Atomic indirect measurement and robust binary quantum communication under phase-diffusion noise

TL;DR

This paper demonstrates that atomic indirect measurement in quantum communication is robust against phase-diffusion noise, nearly achieving optimal information bounds and outperforming certain feedback-excluded receivers under specific noise conditions.

Contribution

It shows the robustness of atomic indirect measurement against phase-diffusion noise and compares its performance with other receivers in noisy quantum channels.

Findings

Atomic indirect measurement nearly achieves the Helstrom bound under phase-diffusion noise.

It outperforms feedback-excluded receivers when phase-diffusion noise is moderate.

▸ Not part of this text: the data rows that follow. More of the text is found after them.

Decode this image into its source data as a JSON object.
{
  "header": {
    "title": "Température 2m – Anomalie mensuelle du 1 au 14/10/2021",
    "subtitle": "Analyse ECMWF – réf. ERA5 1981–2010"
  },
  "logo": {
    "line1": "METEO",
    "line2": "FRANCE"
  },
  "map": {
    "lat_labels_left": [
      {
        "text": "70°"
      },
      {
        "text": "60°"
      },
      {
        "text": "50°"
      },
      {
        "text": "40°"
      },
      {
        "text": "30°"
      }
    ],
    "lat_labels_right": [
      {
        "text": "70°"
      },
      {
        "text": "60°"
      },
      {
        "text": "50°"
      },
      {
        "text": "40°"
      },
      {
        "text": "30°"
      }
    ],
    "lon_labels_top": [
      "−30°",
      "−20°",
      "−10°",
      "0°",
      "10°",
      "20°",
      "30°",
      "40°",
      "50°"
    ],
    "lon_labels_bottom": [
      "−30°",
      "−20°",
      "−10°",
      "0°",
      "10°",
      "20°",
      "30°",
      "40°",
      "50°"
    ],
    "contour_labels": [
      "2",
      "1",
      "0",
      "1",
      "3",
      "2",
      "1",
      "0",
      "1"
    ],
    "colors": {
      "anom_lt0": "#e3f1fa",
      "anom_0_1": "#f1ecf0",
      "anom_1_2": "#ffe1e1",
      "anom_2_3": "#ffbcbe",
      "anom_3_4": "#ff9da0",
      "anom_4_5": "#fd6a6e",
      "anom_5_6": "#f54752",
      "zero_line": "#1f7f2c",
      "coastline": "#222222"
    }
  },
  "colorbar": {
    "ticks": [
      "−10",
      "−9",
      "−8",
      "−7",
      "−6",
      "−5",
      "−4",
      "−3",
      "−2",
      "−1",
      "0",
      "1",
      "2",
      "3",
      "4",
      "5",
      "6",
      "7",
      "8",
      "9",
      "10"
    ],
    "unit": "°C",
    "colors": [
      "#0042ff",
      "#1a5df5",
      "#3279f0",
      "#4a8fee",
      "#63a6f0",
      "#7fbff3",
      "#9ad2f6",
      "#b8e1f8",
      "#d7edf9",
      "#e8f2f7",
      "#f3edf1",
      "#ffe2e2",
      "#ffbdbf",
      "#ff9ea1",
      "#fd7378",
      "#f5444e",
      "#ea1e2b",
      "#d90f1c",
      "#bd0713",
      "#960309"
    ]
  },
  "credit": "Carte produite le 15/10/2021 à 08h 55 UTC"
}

The method maintains high information transmission efficiency despite noise.

Abstract

It was known that a novel quantum communication protocol surpassing the shot noise limit can be proposed by an atomic indirect measurement based on the Jaynes-Cummings model. Moreover, the quantum communication with the atomic indirect measurement can nearly achieve the Helstrom bound as well as the accessible information when message is transmitted by an ideal coherent state. Here, we show that the atomic indirect measurement is robust against the phase-diffusion noise. By considering the error probability of discriminating received signal, we show that the atomic indirect measurement can also nearly achieve the Helstrom bound as well as the accessible information even the channel is exposed to the phase-diffused noise. Moreover, we further show that atomic indirect measurement outperforms the feedback-excluded receiver composed of a photon number resolving detector and maximum-a-posteriori decision rule when the standard deviation of the phase-diffusion channel is not too large.